Bank on us – boosting customer confidence with AI
By James Parry, Technical Director, Auriga Virtual Assistants are revolutionising the consumer experience as a point of contact for routine enquiries. We’ve seen chatbots in retail environments for some time, Siri and Cortana on our mobiles and now physical robots such as Nao and Pepper, both developed by Aldebaran Robotics, are helping consumers in person […]

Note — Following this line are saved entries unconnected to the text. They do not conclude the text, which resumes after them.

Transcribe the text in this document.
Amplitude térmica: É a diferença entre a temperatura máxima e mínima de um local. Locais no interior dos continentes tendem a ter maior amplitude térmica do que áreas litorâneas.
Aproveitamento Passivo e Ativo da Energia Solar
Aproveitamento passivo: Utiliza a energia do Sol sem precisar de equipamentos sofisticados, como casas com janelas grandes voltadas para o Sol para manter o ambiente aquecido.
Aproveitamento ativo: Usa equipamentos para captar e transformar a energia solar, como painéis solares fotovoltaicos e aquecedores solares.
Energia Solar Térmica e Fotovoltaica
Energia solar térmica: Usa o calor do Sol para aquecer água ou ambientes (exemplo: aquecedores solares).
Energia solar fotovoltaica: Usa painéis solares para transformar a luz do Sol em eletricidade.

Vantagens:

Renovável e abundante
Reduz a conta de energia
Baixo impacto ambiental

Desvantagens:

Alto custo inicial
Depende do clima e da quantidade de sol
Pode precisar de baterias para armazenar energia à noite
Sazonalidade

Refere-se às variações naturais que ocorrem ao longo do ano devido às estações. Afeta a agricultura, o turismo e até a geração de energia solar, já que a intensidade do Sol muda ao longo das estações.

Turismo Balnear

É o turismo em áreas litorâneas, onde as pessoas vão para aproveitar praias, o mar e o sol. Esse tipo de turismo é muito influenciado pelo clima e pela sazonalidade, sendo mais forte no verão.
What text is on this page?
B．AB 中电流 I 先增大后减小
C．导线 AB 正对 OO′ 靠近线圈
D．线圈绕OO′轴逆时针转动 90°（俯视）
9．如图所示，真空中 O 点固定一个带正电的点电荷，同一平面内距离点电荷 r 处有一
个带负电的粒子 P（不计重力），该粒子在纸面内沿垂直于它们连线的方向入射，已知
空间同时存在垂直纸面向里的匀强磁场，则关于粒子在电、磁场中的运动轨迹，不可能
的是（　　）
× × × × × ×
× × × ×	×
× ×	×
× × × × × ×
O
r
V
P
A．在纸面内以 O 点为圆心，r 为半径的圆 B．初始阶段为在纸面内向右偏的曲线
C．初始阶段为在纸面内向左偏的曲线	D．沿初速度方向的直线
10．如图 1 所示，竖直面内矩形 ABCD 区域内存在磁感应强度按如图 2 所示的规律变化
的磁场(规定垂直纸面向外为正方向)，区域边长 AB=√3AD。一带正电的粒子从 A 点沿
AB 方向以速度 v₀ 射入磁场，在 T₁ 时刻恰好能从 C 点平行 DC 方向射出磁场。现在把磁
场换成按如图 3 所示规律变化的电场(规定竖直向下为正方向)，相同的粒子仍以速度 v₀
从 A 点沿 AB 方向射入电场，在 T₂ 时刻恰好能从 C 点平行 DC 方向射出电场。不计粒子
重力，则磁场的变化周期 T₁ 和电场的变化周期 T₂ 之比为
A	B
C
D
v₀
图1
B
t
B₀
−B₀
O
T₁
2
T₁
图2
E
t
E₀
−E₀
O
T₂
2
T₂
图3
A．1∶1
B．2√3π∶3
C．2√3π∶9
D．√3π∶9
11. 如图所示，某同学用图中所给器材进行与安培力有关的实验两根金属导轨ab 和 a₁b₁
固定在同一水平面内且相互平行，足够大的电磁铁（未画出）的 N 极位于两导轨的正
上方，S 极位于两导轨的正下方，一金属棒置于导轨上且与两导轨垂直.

By James Parry, Technical Director, Auriga
Virtual Assistants are revolutionising the consumer experience as a point of contact for routine enquiries. We’ve seen chatbots in retail environments for some time, Siri and Cortana on our mobiles and now physical robots such as Nao and Pepper, both developed by Aldebaran Robotics, are helping consumers in person out on the high street. The Bank of Tokyo-Mitsubishi in Japan has been using Nao to help customers with common-and-garden account enquiries, for instance.
But there’s also another reason why virtual assistants are so valuable in the consumer banking industry. Consumer confidence in banking has been seriously dented of late, first by the credit crunch, then high profile data breaches such as those suffered by HSBC, and more recently the currency crisis post-Brexit which has seen talk of a negative interest rate leading to talk of a run on the banks. Add to that the closure of high street banks (reports suggest more than 600 branches were closed between April 2015-April 2016 and we’ve lost approximately 30 percent of branches over the past ten years) and its clear to see that banks have to do something to reassure the customer and increase visibility of the brand.
Online and mobile banking apps go some way towards allaying concerns through a more convenient form of access but what happens when they fail? Consumer banks are a prime target for hacktivists who are seeking to disrupt services usually through Distributed Denial of Service (DDoS) attacks. These invariably leave customers frustrated, confused and unsure of when normal service will resume. Consequently, there are now dedicated websites such as www.downdetector.co.uk which chart the availability of banking services to assist customers who experience connectivity problems.
There’s clearly a gap that needs to be filled here. Banks are becoming increasingly remote but the services they offer are constantly under attack leaving the consumer out in the dark. Are banks missing a trick here? Why not use Artificial Intelligence not just in a customer-facing context but in back end functions too? Using AI to anticipate and mitigate attacks could help improve resilience and may even improve communication over service availability with the customer base.
It’s possible to detect patterns indicative of attacks such as DDoS, for instance, by ‘listening’ to social media, traversing dark web forums, and monitoring inbound traffic for anomalous behaviour. Using a form of AI – machine learning – the detection of that chatter can be further refined and improved so that monitoring zones in on events specific to the financial sector. This means that over time, the system learns to identify suspect events and activity and is no longer dependent on triggers such as signatures to flag-up anomalies.
Armed with this information, the bank is able to align resources to defend against an attack, reducing the likelihood that services will be disrupted. This may simply be a case of ramping up capacity to ensure a service remains online and accessible or the bank may need to rapidly deploy a DDoS solution to mitigate the attack.
Another example is spear phishing. The bank may be made aware of a targeted email campaign that is singularly targeting individuals. Having an early warning mechanism could allow the bank to reach out to its customer base and issue guidance (hopefully not in the form of an email link, however; asking users to ‘click here’ is not a habit you want to encourage) could make the difference between users falling for the scam and ignoring it.
The next generation Security Operations Center (SOC) features this kind of artificial intelligence, utilising machine learning to detect attacks and the evolution of malware. It’s a form of sophisticated threat intelligence that can be used to detect attacks in specific sectors, such as finance, and its value lies in being able to crunch massive amounts of data in a discriminating way. But to gain truly useful insights and to be able to use the system for threat forecasting there’s still no real substitute for the human brain. A hybrid solution – that combines the SOC with human security analysis – is therefore the most effective form of threat detection we have today and for that reason, the days of a Nao or Pepper security consultant are still a long way off.